It’s winter and once again we’re being asked to “Save the Vulcan!” It seems like groundhog day with the Vulcan to the Sky trust in financial dire straits. The staff at the Vulcan to the Sky Trust are again on a months notice pending the results of another fundraising campaign. It all seems pretty grim.
Unfortunately, the Vulcan was made airworthy just in time for one of the deepest economic downturns in history. Sponsorship for such a project has proved very hard to come by despite some very high profile campaigns and appearances at some of the countries biggest airshows. Ever since it make it’s first test flight, the Vulcan has been almost entirely dependant in public donations to keep flying. It has been an amazing feat of will-power and public support that has kept the Vulcan flying.
The Vulcan has had a profound effect on UK airshows. While it may not have been totally responsible for the massive crowds that most shows have enjoyed in the last couple of years, it certainly has contributed. The Vulcan does attract significant media interest for the shows which can only boost crowd numbers and as well as attracting a band of ever enthusiast supporters. Indeed, Bournemouth Council put a large part of the success of it’s show to the Vulcan’s three appearances during the air festival. The sheer presence of this emotive aircraft has always turns heads, particularly the final “howl” as the Vulcan spirals into the heavens at the end it’s displays.
The season however, wasn’t without it’s low points. The first couple of weeks of July 2009 were particularly trying with issues with the aircraft’s “Permit to Fly” preventing displays at Waddington and combined technical issues (brakes) and poor weather preventing a display at Yeovilton. However, after that the Vulcan made some spectacular airshow appearances and it has enjoyed some superb support from the public.
But all the summer’s fund-raising has not been enough to secure the future of the project. There’s been plenty of critism of the Vulcan to the Sky Trust (VttS), mainly on internet forums and even media such as Twitter and Facebook! Many good valid points have been made but much of it is unfounded. Opportunities have been missed with the fund-raising, notably a very late start for the 2010 fund raising campaign that really should have been running way before the end of the 2009 display season. However, the Civil Aviation Authority have been very positive about the VttS’s approach to the operation of the Vulcan. In a recent interview on key.aero Padhraic Kelleher, head of Airworthiness with the CAA, commented about the “Permit to Fly” issues at Waddington and VttS’s approach to the problems; “They behaved impeccably, and just what you would hope for an organisation that’s in charge of such a fabulous symbol.”

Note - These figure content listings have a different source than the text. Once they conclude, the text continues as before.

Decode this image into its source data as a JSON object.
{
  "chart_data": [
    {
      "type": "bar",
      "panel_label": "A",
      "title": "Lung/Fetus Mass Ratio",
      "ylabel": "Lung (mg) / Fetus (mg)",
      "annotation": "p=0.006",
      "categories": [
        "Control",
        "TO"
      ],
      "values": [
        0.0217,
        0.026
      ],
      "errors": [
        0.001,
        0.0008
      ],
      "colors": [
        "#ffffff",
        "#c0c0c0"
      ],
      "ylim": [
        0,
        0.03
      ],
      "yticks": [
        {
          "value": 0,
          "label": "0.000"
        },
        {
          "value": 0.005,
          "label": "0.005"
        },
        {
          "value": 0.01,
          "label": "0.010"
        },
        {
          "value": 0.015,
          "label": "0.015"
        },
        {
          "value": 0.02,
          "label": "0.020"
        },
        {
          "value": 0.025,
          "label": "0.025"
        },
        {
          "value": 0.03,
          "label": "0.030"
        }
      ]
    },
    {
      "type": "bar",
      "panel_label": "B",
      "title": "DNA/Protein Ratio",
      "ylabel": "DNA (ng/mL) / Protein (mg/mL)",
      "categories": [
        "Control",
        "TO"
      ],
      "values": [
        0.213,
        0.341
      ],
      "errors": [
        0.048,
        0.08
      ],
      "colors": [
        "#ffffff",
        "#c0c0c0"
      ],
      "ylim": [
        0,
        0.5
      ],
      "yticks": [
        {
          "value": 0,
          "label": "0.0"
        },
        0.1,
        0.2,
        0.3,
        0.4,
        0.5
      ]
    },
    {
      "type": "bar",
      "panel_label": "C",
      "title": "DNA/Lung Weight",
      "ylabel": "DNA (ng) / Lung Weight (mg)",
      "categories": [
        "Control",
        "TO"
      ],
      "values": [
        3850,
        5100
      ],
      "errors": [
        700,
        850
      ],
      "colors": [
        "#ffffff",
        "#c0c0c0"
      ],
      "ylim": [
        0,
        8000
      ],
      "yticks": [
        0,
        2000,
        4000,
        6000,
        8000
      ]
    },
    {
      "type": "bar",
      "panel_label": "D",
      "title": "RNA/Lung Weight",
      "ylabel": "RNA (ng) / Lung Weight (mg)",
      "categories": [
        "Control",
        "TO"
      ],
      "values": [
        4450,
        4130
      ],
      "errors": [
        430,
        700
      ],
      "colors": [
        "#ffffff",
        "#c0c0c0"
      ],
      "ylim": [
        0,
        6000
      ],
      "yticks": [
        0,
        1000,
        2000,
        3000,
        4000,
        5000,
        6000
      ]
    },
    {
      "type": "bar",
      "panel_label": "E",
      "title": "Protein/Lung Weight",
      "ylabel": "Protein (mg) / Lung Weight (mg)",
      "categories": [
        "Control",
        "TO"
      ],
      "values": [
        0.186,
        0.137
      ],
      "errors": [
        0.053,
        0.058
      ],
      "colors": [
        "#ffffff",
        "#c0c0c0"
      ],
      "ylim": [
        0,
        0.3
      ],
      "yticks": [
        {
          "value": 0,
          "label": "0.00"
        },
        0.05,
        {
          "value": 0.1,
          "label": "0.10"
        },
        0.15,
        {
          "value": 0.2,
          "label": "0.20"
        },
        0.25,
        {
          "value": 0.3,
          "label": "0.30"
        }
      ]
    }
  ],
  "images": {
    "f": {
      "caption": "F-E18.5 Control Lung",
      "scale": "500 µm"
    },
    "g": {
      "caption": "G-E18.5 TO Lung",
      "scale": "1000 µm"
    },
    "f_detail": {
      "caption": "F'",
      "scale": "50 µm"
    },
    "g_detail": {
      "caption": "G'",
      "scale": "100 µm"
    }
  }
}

I think it’ll be a huge shame if the Vulcan were not to make it to the 2010 display season. Airshows will survive without the aircraft but the displays would be greatly missed. However you view the Vulcan to the Sky trust, you cannot escape the fact that the Vulcan is a hugely expensive aircraft to operate and any operator would be struggling without massive financial support.
Whether the Vulcan flies or not in 2010 depends on whether the masses really want the aircraft to fly again. If it goes, it’s likely to go forever and end up being a lifeless museum exhibit rather than an inspirational and exciting living example of British engineering at it’s best.